Concorda com a perspectiva do documento o pesquisador Osmundo Pinho, referência no debate sobre masculinidades e professor da Universidade Federal do Recôncavo da Bahia (UFRB), instituição onde estudava a universitária Elitânia de Souza Hora, 25, que foi violentamente assassinada a tiros, a despeito de uma medida protetiva, em um caso suspeito de feminicídio, no interior da Bahia (confira nota pública de repúdio emitida pelo UNFPA Brasil).

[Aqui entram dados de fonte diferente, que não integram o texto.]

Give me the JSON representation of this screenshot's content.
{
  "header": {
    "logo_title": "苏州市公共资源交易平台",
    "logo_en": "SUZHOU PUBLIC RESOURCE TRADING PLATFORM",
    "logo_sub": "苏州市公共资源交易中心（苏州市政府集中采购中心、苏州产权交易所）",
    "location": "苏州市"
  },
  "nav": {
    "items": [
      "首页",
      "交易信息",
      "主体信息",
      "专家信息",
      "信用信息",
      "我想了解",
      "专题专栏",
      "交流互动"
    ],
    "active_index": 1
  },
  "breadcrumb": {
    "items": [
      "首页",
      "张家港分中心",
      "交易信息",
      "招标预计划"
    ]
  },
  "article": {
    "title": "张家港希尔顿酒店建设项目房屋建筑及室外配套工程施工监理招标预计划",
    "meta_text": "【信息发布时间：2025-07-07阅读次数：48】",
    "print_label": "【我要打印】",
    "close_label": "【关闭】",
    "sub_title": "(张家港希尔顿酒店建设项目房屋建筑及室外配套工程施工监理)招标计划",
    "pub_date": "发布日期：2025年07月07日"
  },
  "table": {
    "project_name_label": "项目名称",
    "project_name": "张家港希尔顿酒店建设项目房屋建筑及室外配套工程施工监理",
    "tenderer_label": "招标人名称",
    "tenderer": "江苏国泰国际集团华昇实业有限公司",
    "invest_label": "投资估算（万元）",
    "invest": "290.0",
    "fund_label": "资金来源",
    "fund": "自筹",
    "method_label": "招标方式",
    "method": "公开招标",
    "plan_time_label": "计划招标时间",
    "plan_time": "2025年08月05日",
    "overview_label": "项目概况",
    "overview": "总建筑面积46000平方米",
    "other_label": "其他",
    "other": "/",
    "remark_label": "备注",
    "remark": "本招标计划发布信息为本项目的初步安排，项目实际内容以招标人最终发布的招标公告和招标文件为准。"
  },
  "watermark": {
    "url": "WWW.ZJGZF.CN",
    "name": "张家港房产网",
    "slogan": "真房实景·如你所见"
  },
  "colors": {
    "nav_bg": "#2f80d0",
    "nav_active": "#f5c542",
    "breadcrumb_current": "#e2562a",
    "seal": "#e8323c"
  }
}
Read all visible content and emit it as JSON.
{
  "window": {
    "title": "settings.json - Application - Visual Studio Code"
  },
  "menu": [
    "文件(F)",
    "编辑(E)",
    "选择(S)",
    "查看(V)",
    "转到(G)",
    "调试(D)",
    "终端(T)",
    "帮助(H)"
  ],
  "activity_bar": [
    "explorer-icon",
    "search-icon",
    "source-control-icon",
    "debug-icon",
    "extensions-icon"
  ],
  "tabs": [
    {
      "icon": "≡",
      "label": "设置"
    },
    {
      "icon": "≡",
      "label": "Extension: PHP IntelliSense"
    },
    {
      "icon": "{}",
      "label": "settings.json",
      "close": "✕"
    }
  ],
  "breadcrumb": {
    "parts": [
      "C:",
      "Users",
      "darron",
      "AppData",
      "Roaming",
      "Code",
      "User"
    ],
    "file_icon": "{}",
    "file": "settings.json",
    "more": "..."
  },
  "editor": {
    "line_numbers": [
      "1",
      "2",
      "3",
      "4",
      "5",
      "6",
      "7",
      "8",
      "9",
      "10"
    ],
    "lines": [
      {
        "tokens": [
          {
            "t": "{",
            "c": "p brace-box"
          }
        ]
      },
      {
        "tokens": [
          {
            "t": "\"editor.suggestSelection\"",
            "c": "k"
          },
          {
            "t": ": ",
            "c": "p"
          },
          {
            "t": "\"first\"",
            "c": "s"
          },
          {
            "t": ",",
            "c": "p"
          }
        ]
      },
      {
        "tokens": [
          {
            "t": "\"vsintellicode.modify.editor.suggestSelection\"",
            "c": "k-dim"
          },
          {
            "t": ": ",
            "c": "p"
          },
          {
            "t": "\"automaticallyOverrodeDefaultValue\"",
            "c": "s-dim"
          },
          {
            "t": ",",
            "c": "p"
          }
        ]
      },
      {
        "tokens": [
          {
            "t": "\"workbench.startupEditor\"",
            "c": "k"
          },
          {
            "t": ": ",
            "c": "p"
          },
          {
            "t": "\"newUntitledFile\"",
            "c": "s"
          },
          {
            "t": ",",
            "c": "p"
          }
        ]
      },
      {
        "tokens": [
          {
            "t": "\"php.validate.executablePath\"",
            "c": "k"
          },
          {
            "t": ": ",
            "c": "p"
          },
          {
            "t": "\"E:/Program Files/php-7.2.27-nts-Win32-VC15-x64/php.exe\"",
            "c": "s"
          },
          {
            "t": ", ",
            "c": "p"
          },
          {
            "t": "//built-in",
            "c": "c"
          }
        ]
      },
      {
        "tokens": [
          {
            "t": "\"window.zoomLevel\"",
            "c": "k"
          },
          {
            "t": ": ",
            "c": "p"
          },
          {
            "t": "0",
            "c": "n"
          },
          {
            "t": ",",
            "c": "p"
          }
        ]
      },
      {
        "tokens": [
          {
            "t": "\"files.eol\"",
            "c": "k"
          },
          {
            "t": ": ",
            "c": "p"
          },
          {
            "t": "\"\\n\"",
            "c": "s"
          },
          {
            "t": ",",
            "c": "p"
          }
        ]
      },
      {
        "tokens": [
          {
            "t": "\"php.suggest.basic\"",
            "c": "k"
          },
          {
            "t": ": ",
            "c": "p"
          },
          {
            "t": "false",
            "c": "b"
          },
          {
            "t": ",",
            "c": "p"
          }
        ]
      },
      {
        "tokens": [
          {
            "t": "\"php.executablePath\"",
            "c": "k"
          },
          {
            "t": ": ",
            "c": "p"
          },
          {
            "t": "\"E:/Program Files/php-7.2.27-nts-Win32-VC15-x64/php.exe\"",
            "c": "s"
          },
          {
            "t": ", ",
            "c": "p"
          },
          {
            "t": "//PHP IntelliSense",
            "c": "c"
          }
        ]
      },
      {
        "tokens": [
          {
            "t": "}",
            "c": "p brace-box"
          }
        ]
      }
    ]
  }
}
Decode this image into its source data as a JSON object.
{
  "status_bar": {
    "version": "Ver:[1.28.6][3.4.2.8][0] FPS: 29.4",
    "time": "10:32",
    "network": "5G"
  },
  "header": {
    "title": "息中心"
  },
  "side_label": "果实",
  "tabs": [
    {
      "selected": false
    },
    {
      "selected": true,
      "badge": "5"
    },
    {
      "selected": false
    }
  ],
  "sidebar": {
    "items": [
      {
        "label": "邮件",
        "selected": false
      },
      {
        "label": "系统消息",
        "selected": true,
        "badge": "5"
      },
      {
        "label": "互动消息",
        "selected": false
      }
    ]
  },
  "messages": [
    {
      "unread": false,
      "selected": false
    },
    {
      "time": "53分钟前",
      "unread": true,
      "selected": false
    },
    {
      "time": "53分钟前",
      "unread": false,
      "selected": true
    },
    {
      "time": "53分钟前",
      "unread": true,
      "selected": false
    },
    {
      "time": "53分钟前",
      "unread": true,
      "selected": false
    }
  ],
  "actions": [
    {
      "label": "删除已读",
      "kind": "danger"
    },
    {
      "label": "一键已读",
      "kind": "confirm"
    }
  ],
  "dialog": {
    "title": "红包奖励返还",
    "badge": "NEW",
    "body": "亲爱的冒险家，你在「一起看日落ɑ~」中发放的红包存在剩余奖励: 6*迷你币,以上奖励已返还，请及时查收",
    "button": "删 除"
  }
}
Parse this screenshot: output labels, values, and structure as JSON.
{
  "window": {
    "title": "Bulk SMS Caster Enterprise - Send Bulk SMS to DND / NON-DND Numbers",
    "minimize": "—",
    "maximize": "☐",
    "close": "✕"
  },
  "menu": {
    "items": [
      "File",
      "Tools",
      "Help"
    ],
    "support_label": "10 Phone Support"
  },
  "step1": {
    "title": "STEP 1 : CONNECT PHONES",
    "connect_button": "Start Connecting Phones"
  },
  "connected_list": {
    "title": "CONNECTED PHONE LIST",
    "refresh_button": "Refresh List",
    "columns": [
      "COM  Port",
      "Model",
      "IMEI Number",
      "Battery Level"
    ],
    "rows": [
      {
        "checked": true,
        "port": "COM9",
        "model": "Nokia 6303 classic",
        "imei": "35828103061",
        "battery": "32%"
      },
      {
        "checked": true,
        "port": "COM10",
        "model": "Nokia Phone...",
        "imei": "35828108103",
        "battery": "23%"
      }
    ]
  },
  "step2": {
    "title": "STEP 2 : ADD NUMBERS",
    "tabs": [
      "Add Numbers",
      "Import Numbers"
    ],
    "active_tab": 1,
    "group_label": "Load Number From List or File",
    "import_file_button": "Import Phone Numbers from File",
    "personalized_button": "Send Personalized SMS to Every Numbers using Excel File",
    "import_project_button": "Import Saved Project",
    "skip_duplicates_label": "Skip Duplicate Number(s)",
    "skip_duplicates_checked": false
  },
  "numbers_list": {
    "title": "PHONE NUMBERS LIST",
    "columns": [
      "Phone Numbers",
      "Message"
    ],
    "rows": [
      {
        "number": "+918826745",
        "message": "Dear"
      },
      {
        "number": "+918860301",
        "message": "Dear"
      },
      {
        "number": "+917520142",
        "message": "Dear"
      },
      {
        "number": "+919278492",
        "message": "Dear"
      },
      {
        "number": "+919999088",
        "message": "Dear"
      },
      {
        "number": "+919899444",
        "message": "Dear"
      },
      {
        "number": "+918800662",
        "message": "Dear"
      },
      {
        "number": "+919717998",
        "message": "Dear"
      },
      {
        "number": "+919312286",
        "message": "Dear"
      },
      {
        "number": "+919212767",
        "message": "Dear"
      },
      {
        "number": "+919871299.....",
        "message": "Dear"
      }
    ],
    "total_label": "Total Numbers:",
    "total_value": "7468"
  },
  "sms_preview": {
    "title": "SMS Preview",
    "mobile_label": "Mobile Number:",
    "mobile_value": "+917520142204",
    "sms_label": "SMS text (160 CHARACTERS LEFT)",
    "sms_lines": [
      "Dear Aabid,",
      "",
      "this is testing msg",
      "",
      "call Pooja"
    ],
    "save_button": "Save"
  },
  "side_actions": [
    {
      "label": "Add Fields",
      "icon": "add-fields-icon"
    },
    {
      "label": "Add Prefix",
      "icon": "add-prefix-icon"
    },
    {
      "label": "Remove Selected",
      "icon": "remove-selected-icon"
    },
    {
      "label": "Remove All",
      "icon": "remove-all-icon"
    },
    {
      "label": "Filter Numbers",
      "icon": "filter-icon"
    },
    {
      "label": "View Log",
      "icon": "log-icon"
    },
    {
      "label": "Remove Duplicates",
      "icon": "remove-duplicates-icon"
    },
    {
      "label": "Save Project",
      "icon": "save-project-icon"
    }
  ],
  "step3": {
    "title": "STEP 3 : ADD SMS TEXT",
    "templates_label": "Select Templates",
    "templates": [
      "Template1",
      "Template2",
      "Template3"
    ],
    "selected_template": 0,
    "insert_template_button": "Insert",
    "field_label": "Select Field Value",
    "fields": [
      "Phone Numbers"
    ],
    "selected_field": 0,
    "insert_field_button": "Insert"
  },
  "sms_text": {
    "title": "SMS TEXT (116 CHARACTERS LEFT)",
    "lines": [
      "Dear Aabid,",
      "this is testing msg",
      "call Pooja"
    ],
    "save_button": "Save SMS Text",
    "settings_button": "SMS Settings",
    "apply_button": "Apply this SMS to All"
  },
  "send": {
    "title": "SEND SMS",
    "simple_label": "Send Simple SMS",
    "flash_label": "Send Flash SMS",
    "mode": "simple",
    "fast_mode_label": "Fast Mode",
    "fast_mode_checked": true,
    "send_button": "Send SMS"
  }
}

Construção social e cultural
Pinho explica o conceito de masculinidades. “Em termos estritos, a masculinidade é uma performance política de poder, que investe em alguns corpos assinalados como ‘masculinos’ prerrogativas de poder que refletem a forma como as sociedades ocidentais têm construído a si próprias por meio de uma bio-lógica, que faz do corpo fundamento do poder”, explica.
O pesquisador disse também que a masculinidade “não é natural, nem unívoca, mas produzida em contextos históricos e reproduzida ritualmente no cotidiano”.
“Significa também que não existe uma masculinidade, mas diversas possibilidades desigualmente produzidas em contextos desiguais e tensionados politicamente. Pelo racismo por exemplo. Mas também pela norma heterossexual e pela formação das classes sociais e do Estado”, completa.
Segundo o pesquisador e integrante da Rede Afro LGBT, Nilton Luz, as pessoas são educadas para ocupar um lugar de gênero previamente estabelecido.
“O masculino é tido com o forte, protetor, servido. O feminino é o belo, frágil e cuidador. A noção de gênero, levada ao extremo, transforma a mulher em objeto a serviço dos homens, o que geralmente explica casos de homens que agridem as mulheres, ou as matam quando eles a deixam, como se ela não tivesse o poder de tomar tal decisão”, explica.
Nilton Luz ressalta que há muitas questões que estimulam a violência contra as mulheres e ocorrem em decorrência de padrões culturais, econômicos e políticos.
O pesquisador conta ainda que a construção das masculinidades tal qual são forjadas atualmente podem gerar “inúmeros problemas emocionais e psíquicos”, por conta de pressões sociais sofridas pelos homens e pelas mulheres.
“Desta forma, o homem é influenciado a naturalizar que a mulher ‘se faça frágil’ diante dele. Ou seja, um jogo social no mínimo desconfortável. E como é uma atuação, não se sustenta, levando desde as experiências comuns, de homens interrompendo as falas de mulheres, até à violência física e letal”, finaliza.
Paternidade Responsável
O ator e membro do conselho consultivo do Fundo de População da ONU, Érico Brás, estampa desde 2018 a campanha “Pai Presente Importa”, do UNFPA Brasil.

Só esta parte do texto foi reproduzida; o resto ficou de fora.